The Asset and Infrastructure Review commission was created in 2018 as part of the VA MISSION Act to review the VA's vast holdings of real estate to determine which facilities were underutilized or outdated and could be shed and which should be expanded and modernized.

The effort has been compared with the Defense Department's Base Realignment and Closure process, although the VA's recommendations included new construction of more than 30 new hospitals and 225 clinics and other facilities in addition to the closure of 17 medical centers and dozens of aging or underused clinics.

Opposition to the report began as soon as it was published. Senators from four states that faced reductions in VA services filed legislation to scuttle the commission, and Monday's announcement may sound its death knell.

The group of senators opposing the commission included Tester and Sens. Joe Manchin, D-W.Va.; Mike Rounds, R-S.D.; Martin Heinrich, D-N.M.; Shelley Moore Capito, R-W.Va.; Maggie Hassan, D-N.H.; John Thune, R-S.D.; Sherrod Brown, D-Ohio; Patty Murray, D-Wash.; Steve Daines, R-Mont.; Ben Ray Luján, D-N.M.; and Rob Portman, R-Ohio.

Even before the announcement Monday, the process was facing delays: The commission was to have begun public hearings this spring and deliberate its own recommendations for delivery to President Joe Biden by February 2023.

But while the Biden administration has nominated eight people to serve, the ninth was to be nominated by Senate Republican leaders and was never announced.

The senators' announcement has rankled some Republicans in the House and Senate who say the Mission Act passed Congress handily and the commission's work is required by law.

"I am astonished by the announcement today that several Senators, including the Chairman of the Senate Veterans' Affairs Committee, are refusing to fulfill their responsibility under the law to confirm members of the AIR Commission," said Rep. Mike Bost of Illinois, the ranking Republican on the House Veterans Affairs Committee, in a statement. "The Mission Act was signed into law with broad support from lawmakers on both sides of the aisle and every major veterans service organization."

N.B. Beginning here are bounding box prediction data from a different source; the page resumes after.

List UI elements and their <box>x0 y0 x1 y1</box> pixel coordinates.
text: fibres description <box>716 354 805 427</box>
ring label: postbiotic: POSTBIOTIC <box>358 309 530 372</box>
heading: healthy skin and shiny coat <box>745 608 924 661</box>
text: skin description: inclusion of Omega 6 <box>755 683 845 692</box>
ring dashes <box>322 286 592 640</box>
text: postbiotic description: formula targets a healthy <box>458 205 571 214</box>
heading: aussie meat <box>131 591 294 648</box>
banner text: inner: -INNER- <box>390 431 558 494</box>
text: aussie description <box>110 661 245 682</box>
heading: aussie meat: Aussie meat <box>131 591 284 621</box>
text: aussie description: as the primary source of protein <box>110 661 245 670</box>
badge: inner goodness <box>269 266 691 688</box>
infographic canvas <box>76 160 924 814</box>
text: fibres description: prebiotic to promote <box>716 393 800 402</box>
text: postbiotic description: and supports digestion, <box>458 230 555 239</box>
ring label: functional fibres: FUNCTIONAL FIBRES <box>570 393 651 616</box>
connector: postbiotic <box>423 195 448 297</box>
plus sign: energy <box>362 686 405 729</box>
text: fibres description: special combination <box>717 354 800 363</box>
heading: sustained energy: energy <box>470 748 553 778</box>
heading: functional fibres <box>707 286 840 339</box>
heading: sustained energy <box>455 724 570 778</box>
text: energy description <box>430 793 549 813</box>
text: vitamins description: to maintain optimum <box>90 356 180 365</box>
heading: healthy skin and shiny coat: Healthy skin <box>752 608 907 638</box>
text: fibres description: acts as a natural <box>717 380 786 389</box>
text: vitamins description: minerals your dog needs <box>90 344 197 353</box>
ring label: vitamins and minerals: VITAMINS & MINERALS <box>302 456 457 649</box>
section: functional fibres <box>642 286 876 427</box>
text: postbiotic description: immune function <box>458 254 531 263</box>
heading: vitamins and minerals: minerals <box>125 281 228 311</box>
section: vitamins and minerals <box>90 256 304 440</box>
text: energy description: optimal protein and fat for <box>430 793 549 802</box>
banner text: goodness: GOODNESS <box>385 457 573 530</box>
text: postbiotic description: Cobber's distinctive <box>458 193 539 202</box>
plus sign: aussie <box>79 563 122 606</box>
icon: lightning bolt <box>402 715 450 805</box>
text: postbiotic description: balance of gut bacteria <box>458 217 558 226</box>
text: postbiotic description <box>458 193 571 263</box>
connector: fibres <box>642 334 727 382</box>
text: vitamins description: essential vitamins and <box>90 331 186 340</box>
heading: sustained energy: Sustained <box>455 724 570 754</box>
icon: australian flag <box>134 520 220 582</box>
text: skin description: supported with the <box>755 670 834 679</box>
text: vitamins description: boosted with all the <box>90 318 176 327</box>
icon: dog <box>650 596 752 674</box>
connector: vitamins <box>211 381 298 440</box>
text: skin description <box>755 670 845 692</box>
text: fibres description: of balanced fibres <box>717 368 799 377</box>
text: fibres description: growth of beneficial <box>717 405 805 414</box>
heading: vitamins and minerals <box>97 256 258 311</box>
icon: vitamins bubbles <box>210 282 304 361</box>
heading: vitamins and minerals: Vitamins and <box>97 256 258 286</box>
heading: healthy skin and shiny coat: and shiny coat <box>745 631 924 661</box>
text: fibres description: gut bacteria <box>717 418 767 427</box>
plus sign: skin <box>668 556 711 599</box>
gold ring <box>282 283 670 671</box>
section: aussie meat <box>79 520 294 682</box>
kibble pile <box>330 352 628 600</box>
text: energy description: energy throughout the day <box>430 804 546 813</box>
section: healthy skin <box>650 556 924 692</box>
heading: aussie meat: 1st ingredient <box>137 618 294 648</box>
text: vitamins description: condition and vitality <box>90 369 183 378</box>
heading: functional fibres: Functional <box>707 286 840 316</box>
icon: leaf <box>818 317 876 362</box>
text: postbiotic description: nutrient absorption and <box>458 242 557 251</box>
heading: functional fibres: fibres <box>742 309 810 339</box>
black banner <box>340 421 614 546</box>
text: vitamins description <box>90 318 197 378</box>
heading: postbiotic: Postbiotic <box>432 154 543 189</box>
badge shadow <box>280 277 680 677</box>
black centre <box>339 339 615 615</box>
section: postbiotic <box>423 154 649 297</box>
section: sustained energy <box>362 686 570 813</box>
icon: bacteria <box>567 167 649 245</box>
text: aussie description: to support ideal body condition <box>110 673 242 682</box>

Concerned Veterans for America, a conservative advocacy group that supports the expansion of private health care options for veterans in the VA system, called the decision "short-sighted."

CVA senior adviser Darin Selnick, who served on a VA commission in 2016 to study public and private options for VA health care, said the commission is the department's best chance for modernizing health services.

"Simply put, this decision ... will hurt veterans by keeping them trapped in a broken and outdated system not built to address their needs," Selnick said in a statement Monday.

Paul Dillard, the American Legion's national commander, also expressed concern over the impact on VA health care modernization.

"While the process thus far has been plagued with delays, recommendations based on problematic data, and commission nominees that are not in keeping with the VA MISSION Act, there remains a need to modernize and improve the national health care infrastructure for veterans and their families," Dillard said in a statement Monday.

VA Secretary Denis McDonough has said reform is needed to provide state-of-the-art health care to current and future veterans. During a press conference June 22, he expressed frustration over the pace of the nomination approval process that includes a VA under secretary for health but said VA is committed to upgrading its physical infrastructure.

"We are bound and determined to do right by our veterans," McDonough said. "We will not be deterred from the important effort of modernization."